The towns have given people their identities. We sign up to organisations that carry the name of the place we come from: Cessnock Goannas, Maitland Regional Art Gallery, Scone Anglican Church, Kurri Kurri Public School and Singleton Diggers.

The Hunter’s towns emerged when grazing and agriculture came to the region in the nineteenth century. Cessnock and Kurri Kurri then exploded at the start of the 20th century when miners poured into the coalfields.

The rollout of the townships was carefully staged. Streets were laid in grids, with different sized blocks for commercial and residential development. Provision was made for water and sewerage, and later for electricity and street lighting.

The government provided each town with a shire chambers, schools, a courthouse and a police station. These gave each town a democratic structure and an employment base of public servants. From the get-go, being in a town guaranteed health and education services and civic order. A grand pub or two arrived. The banks erected buildings of substance to convince locals their money was safe. And shops gathered around them.

The high street became a street for all. Everyone’s dollar was equal. Window displays were pitched to all comers.People stopped and chatted on every corner in winter and under shady awnings in summer. There was, too, the right to hand out a leaflet, stand on the back of a truck and make a speech, and march right through the middle in celebration, commemoration or protest. The main street was the life of the town.

Heritage lists show how determined our town’s founders were to build town centres that had substance. Cessnock’s Vincent Street has 23 buildings on its heritage list, Dungog’s Dowling Street has 24, Lang Street in Kurri Kurri has 19, Maitland’s magnificent High St has 46, Muswellbrook’s Sydney and Bridge Streets have 32 and the enchanting streets between the river and Adelaide Street in Raymond Terrace boast over 40 listings.

But what have we built since those days? The absence of significant new buildings in our town centres and the deterioration of the old buildings are evidence of poor stewardship.We’ve let the delight and intensity of our townships slip away. And government has withdrawn its support.

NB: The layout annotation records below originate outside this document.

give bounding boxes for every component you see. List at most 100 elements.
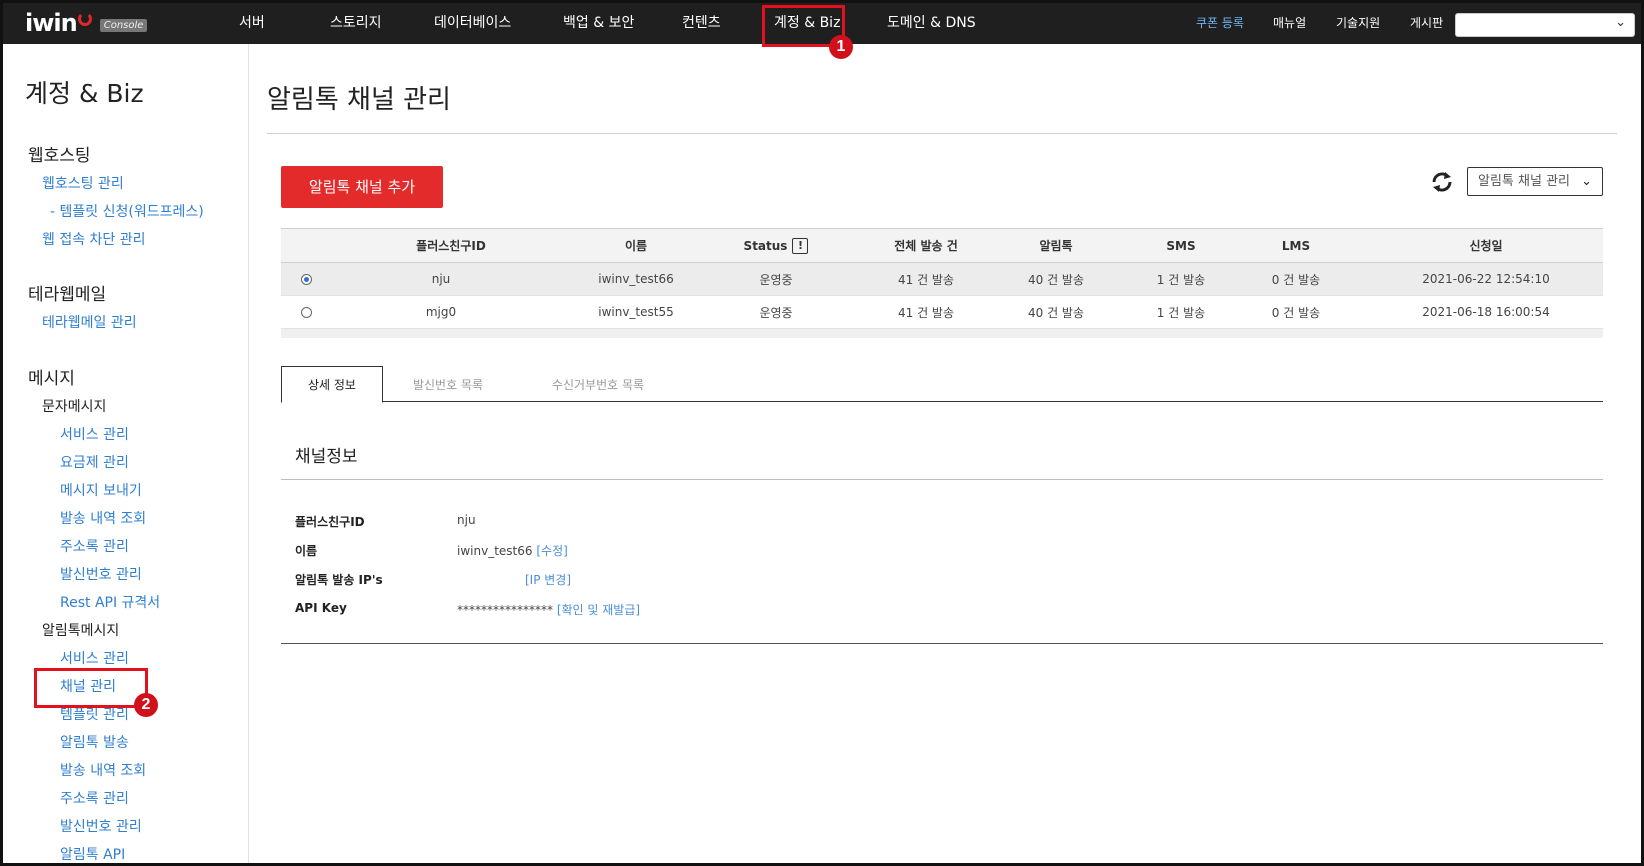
- sidebar-section-webhosting: 웹호스팅: [28, 146, 91, 166]
- row-radio-cell[interactable]: [291, 263, 321, 295]
- highlight-box-2: [34, 668, 148, 708]
- sidebar-item-sms-history[interactable]: 발송 내역 조회: [60, 508, 146, 528]
- channel-menu-dropdown[interactable]: 알림톡 채널 관리 ⌄: [1467, 167, 1603, 196]
- sidebar-item-alimtalk-send[interactable]: 알림톡 발송: [60, 732, 129, 752]
- detail-tabs: 상세 정보 발신번호 목록 수신거부번호 목록: [281, 366, 1603, 403]
- status-info-icon[interactable]: !: [792, 237, 809, 254]
- nav-storage[interactable]: 스토리지: [330, 3, 382, 44]
- nav-database[interactable]: 데이터베이스: [434, 3, 511, 44]
- cell-status: 운영중: [759, 305, 793, 320]
- logo-text: iwin: [25, 9, 78, 37]
- edit-name-link[interactable]: [수정]: [536, 544, 567, 558]
- cell-alimtalk: 40 건 발송: [1027, 305, 1085, 320]
- tab-reject-numbers[interactable]: 수신거부번호 목록: [513, 366, 683, 403]
- col-total-sent: 전체 발송 건: [894, 239, 958, 253]
- cell-alimtalk: 40 건 발송: [1027, 272, 1085, 287]
- info-value-name: iwinv_test66: [457, 544, 533, 558]
- sidebar-item-sms-plan[interactable]: 요금제 관리: [60, 452, 129, 472]
- top-select[interactable]: ⌄: [1455, 13, 1635, 37]
- tab-detail-info[interactable]: 상세 정보: [281, 366, 383, 403]
- nav-tech-support[interactable]: 기술지원: [1336, 3, 1380, 44]
- nav-board[interactable]: 게시판: [1410, 3, 1443, 44]
- info-value-name-group: iwinv_test66 [수정]: [457, 542, 568, 559]
- sidebar-item-alimtalk-history[interactable]: 발송 내역 조회: [60, 760, 146, 780]
- add-channel-button[interactable]: 알림톡 채널 추가: [281, 166, 443, 208]
- cell-status: 운영중: [759, 272, 793, 287]
- cell-sms: 1 건 발송: [1156, 272, 1206, 287]
- table-header: 플러스친구ID 이름 Status ! 전체 발송 건 알림톡 SMS LMS …: [281, 228, 1603, 263]
- row-radio-cell[interactable]: [291, 296, 321, 328]
- chevron-down-icon: ⌄: [1581, 174, 1592, 189]
- sidebar-item-sms-rest-api[interactable]: Rest API 규격서: [60, 592, 160, 612]
- sidebar-subsection-sms: 문자메시지: [42, 399, 107, 415]
- col-status: Status !: [711, 229, 841, 262]
- title-divider: [267, 133, 1617, 134]
- window-frame: iwin Console 서버 스토리지 데이터베이스 백업 & 보안 컨텐츠 …: [0, 0, 1644, 866]
- info-label-plusfriend-id: 플러스친구ID: [295, 515, 365, 529]
- tab-sender-numbers[interactable]: 발신번호 목록: [383, 366, 513, 403]
- channel-table: 플러스친구ID 이름 Status ! 전체 발송 건 알림톡 SMS LMS …: [281, 228, 1603, 338]
- sidebar-item-alimtalk-api[interactable]: 알림톡 API: [60, 844, 125, 863]
- col-lms: LMS: [1281, 238, 1311, 253]
- sidebar-section-message: 메시지: [28, 369, 75, 389]
- cell-plusfriend-id: mjg0: [425, 305, 457, 319]
- nav-manual[interactable]: 매뉴얼: [1273, 3, 1306, 44]
- logo-swoosh-icon: [77, 12, 92, 26]
- sidebar: 계정 & Biz 웹호스팅 웹호스팅 관리 - 템플릿 신청(워드프레스) 웹 …: [3, 44, 249, 863]
- sidebar-item-sms-addressbook[interactable]: 주소록 관리: [60, 536, 129, 556]
- sidebar-item-template-request[interactable]: - 템플릿 신청(워드프레스): [50, 201, 204, 221]
- cell-sms: 1 건 발송: [1156, 305, 1206, 320]
- sidebar-item-sms-service[interactable]: 서비스 관리: [60, 424, 129, 444]
- cell-applied-date: 2021-06-22 12:54:10: [1422, 272, 1550, 286]
- page-title: 알림톡 채널 관리: [267, 85, 451, 115]
- sidebar-item-alimtalk-sender-number[interactable]: 발신번호 관리: [60, 816, 142, 836]
- sidebar-section-terawebmail: 테라웹메일: [28, 285, 107, 305]
- info-label-api-key: API Key: [295, 601, 347, 615]
- reissue-api-key-link[interactable]: [확인 및 재발급]: [557, 603, 640, 617]
- table-footer: [281, 329, 1603, 338]
- info-label-name: 이름: [295, 544, 318, 558]
- console-badge: Console: [99, 18, 148, 32]
- sidebar-item-alimtalk-addressbook[interactable]: 주소록 관리: [60, 788, 129, 808]
- cell-total-sent: 41 건 발송: [897, 305, 955, 320]
- col-plusfriend-id: 플러스친구ID: [416, 239, 486, 253]
- cell-lms: 0 건 발송: [1271, 305, 1321, 320]
- cell-total-sent: 41 건 발송: [897, 272, 955, 287]
- channel-info-title: 채널정보: [295, 447, 358, 467]
- cell-name: iwinv_test55: [598, 305, 674, 319]
- info-value-plusfriend-id: nju: [457, 513, 476, 527]
- nav-server[interactable]: 서버: [239, 3, 265, 44]
- col-sms: SMS: [1166, 238, 1196, 253]
- step-badge-1: 1: [829, 35, 853, 59]
- table-row[interactable]: mjg0 iwinv_test55 운영중 41 건 발송 40 건 발송 1 …: [281, 296, 1603, 329]
- col-alimtalk: 알림톡: [1039, 239, 1073, 253]
- nav-contents[interactable]: 컨텐츠: [682, 3, 721, 44]
- sidebar-item-alimtalk-service[interactable]: 서비스 관리: [60, 648, 129, 668]
- bottom-divider: [281, 643, 1603, 644]
- channel-menu-dropdown-value: 알림톡 채널 관리: [1478, 174, 1570, 189]
- sidebar-title: 계정 & Biz: [25, 79, 144, 108]
- cell-lms: 0 건 발송: [1271, 272, 1321, 287]
- step-badge-2: 2: [134, 693, 158, 717]
- cell-name: iwinv_test66: [598, 272, 674, 286]
- sidebar-item-webhosting-manage[interactable]: 웹호스팅 관리: [42, 173, 124, 193]
- nav-backup-security[interactable]: 백업 & 보안: [563, 3, 634, 44]
- sidebar-item-web-access-block[interactable]: 웹 접속 차단 관리: [42, 229, 146, 249]
- info-value-api-key: ****************: [457, 603, 553, 617]
- col-applied-date: 신청일: [1469, 239, 1503, 253]
- info-label-send-ips: 알림톡 발송 IP's: [295, 573, 383, 587]
- row-radio[interactable]: [300, 306, 312, 318]
- sidebar-item-sms-sender-number[interactable]: 발신번호 관리: [60, 564, 142, 584]
- section-divider: [281, 479, 1603, 480]
- table-row[interactable]: nju iwinv_test66 운영중 41 건 발송 40 건 발송 1 건…: [281, 263, 1603, 296]
- refresh-icon[interactable]: [1429, 169, 1455, 195]
- nav-coupon-register[interactable]: 쿠폰 등록: [1196, 3, 1244, 44]
- sidebar-item-sms-send[interactable]: 메시지 보내기: [60, 480, 142, 500]
- row-radio-selected[interactable]: [300, 273, 312, 285]
- col-name: 이름: [624, 239, 648, 253]
- nav-domain-dns[interactable]: 도메인 & DNS: [887, 3, 976, 44]
- sidebar-item-terawebmail-manage[interactable]: 테라웹메일 관리: [42, 312, 137, 332]
- chevron-down-icon: ⌄: [1615, 15, 1626, 30]
- change-ip-link[interactable]: [IP 변경]: [525, 571, 571, 588]
- iwinv-logo[interactable]: iwin Console: [25, 9, 148, 37]
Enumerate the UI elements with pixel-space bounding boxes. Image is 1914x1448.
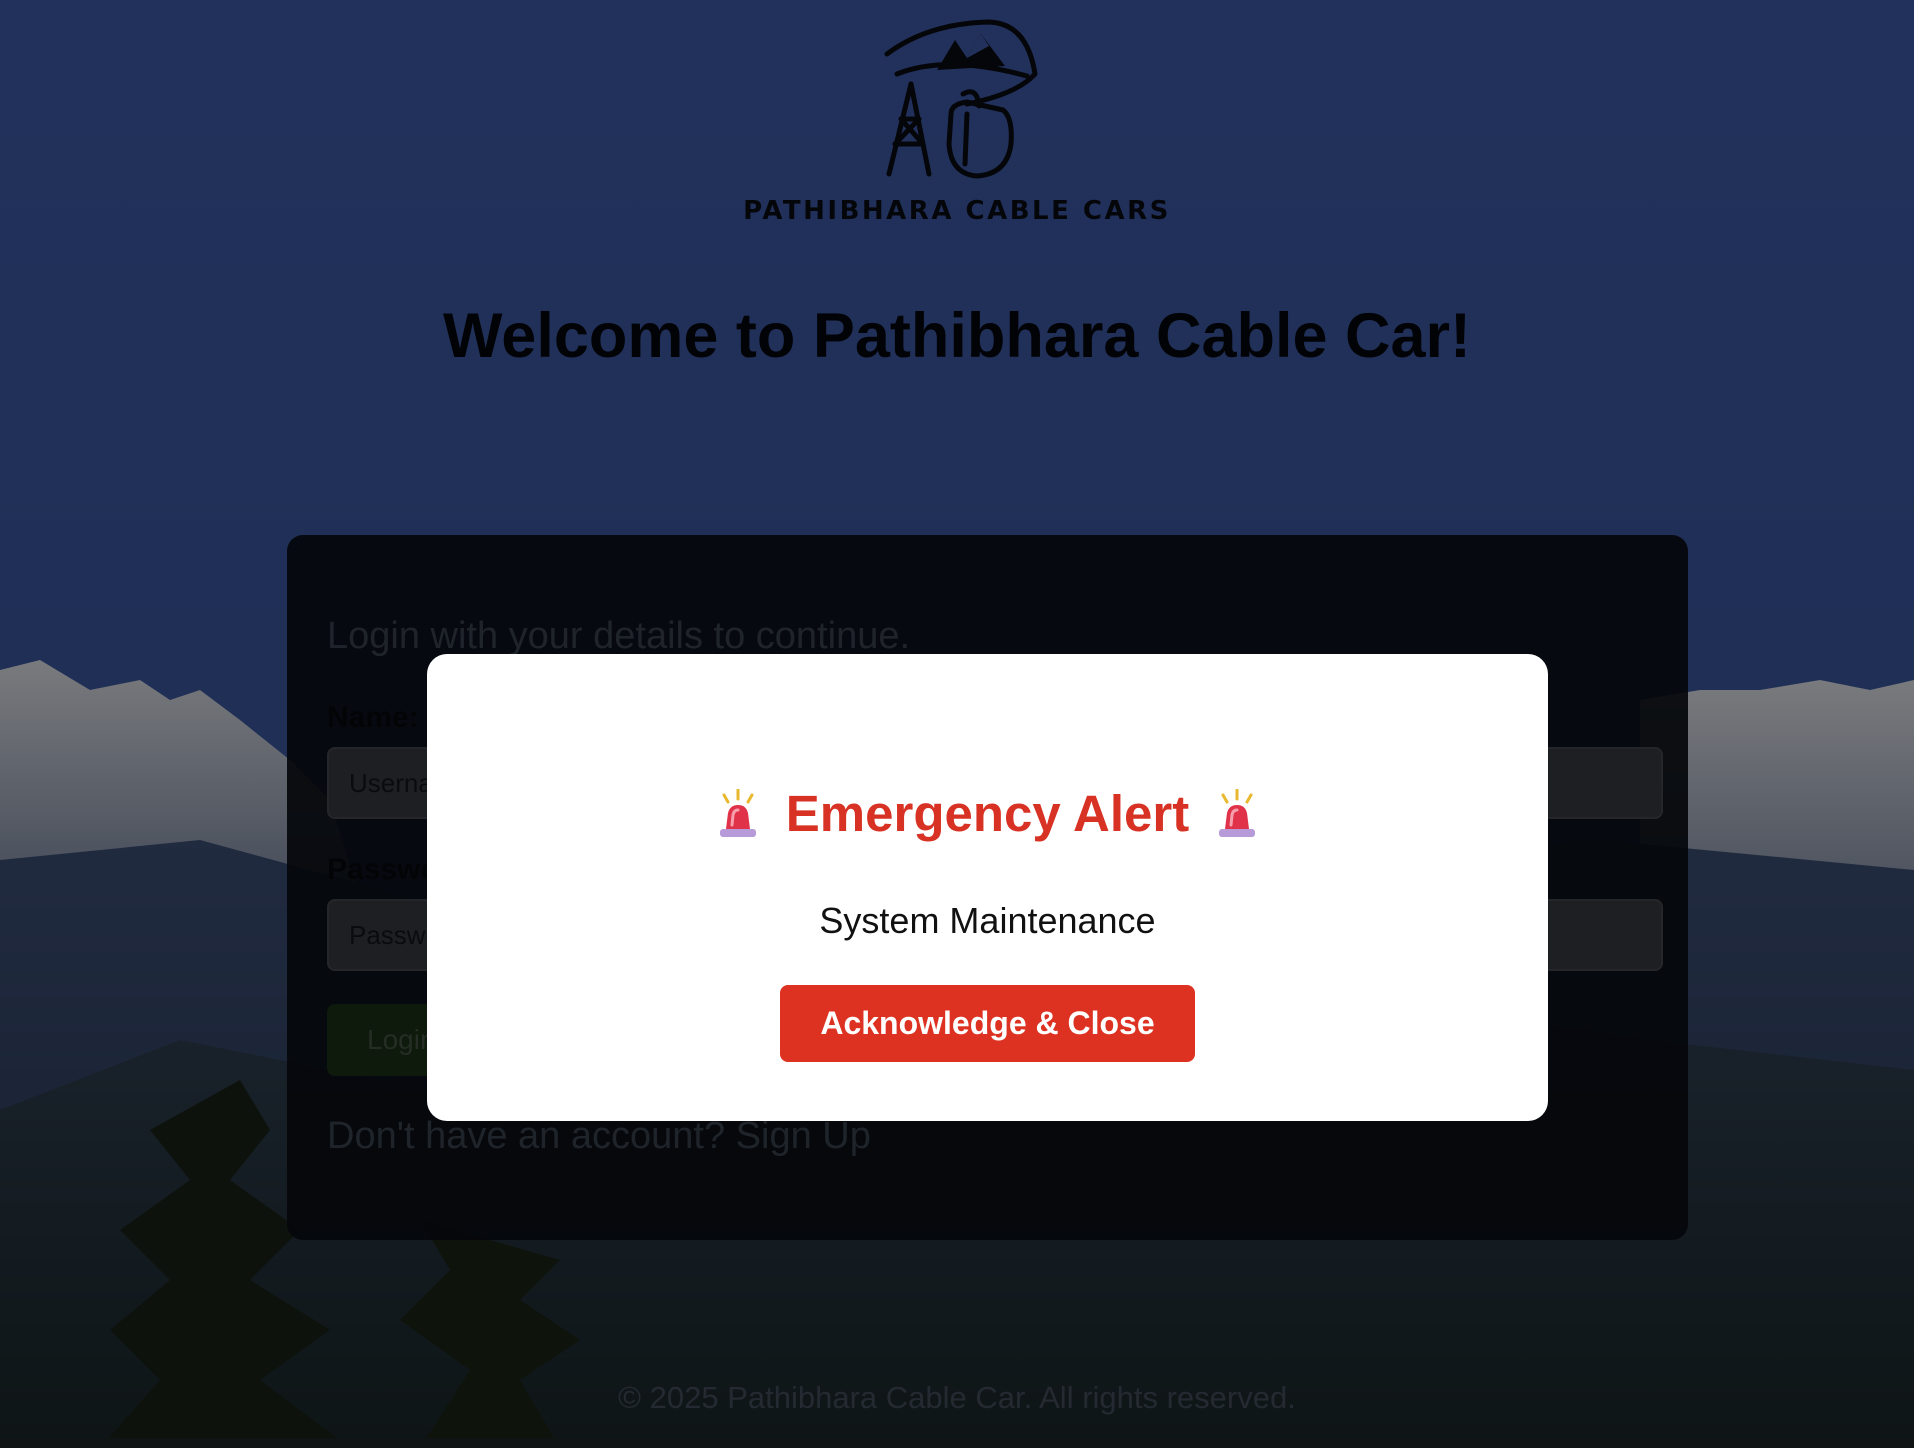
siren-icon <box>719 788 756 837</box>
acknowledge-close-button[interactable]: Acknowledge & Close <box>780 985 1195 1062</box>
emergency-alert-modal: Emergency Alert System Maintenance Ackno… <box>427 654 1548 1121</box>
modal-message: System Maintenance <box>819 900 1156 941</box>
siren-icon <box>1219 788 1256 837</box>
modal-title-row: Emergency Alert <box>427 784 1548 843</box>
modal-title: Emergency Alert <box>785 785 1190 842</box>
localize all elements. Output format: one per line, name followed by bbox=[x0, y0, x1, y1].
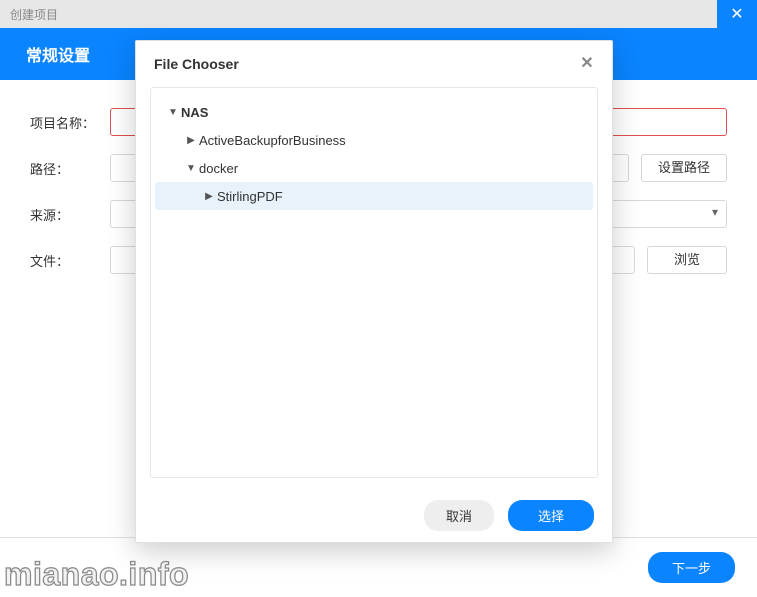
dialog-header: File Chooser ✕ bbox=[136, 41, 612, 87]
dialog-close-button[interactable]: ✕ bbox=[576, 53, 598, 75]
tree-row[interactable]: ▶StirlingPDF bbox=[155, 182, 593, 210]
caret-down-icon[interactable]: ▼ bbox=[183, 163, 199, 174]
cancel-button[interactable]: 取消 bbox=[424, 500, 494, 531]
tree-label: docker bbox=[199, 161, 238, 176]
tree-row[interactable]: ▶ActiveBackupforBusiness bbox=[155, 126, 593, 154]
close-icon: ✕ bbox=[580, 55, 593, 72]
folder-tree: ▼NAS▶ActiveBackupforBusiness▼docker▶Stir… bbox=[150, 87, 598, 478]
tree-label: NAS bbox=[181, 105, 208, 120]
modal-overlay: File Chooser ✕ ▼NAS▶ActiveBackupforBusin… bbox=[0, 0, 757, 597]
caret-down-icon[interactable]: ▼ bbox=[165, 107, 181, 118]
dialog-body: ▼NAS▶ActiveBackupforBusiness▼docker▶Stir… bbox=[136, 87, 612, 488]
file-chooser-dialog: File Chooser ✕ ▼NAS▶ActiveBackupforBusin… bbox=[135, 40, 613, 543]
tree-label: StirlingPDF bbox=[217, 189, 283, 204]
caret-right-icon[interactable]: ▶ bbox=[183, 135, 199, 146]
tree-label: ActiveBackupforBusiness bbox=[199, 133, 346, 148]
tree-row[interactable]: ▼NAS bbox=[155, 98, 593, 126]
select-button[interactable]: 选择 bbox=[508, 500, 594, 531]
caret-right-icon[interactable]: ▶ bbox=[201, 191, 217, 202]
dialog-title: File Chooser bbox=[154, 56, 239, 72]
dialog-footer: 取消 选择 bbox=[136, 488, 612, 542]
tree-row[interactable]: ▼docker bbox=[155, 154, 593, 182]
watermark-text: mianao.info bbox=[4, 556, 189, 593]
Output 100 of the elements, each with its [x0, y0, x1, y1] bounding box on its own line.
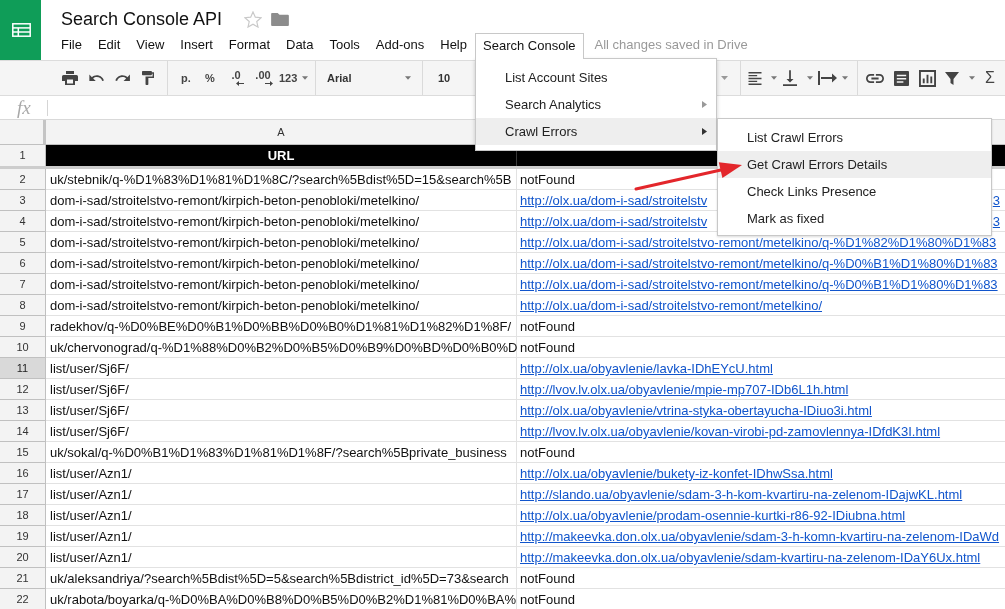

The major cause has been the rise of the shopping malls, the small malls away from the main street, and large ones down the freeway. High street retailing has suffered, as has the social and political life of our towns. Commerce, society, politics, cultural life: they came to the Hunter in town-sized packages. Now they’re being malled.

We need to fight back. Our valley is growing, housing estates are springing up all over the place. Now is the time. Main street revitalisation projects need enthusiastic support. Build-and-run developers need shackling. The NSW government needs to spend more than loose change. And we all need to hang out in town a little more.

Phillip O’Neill is professor of economic geography at Western Sydney University.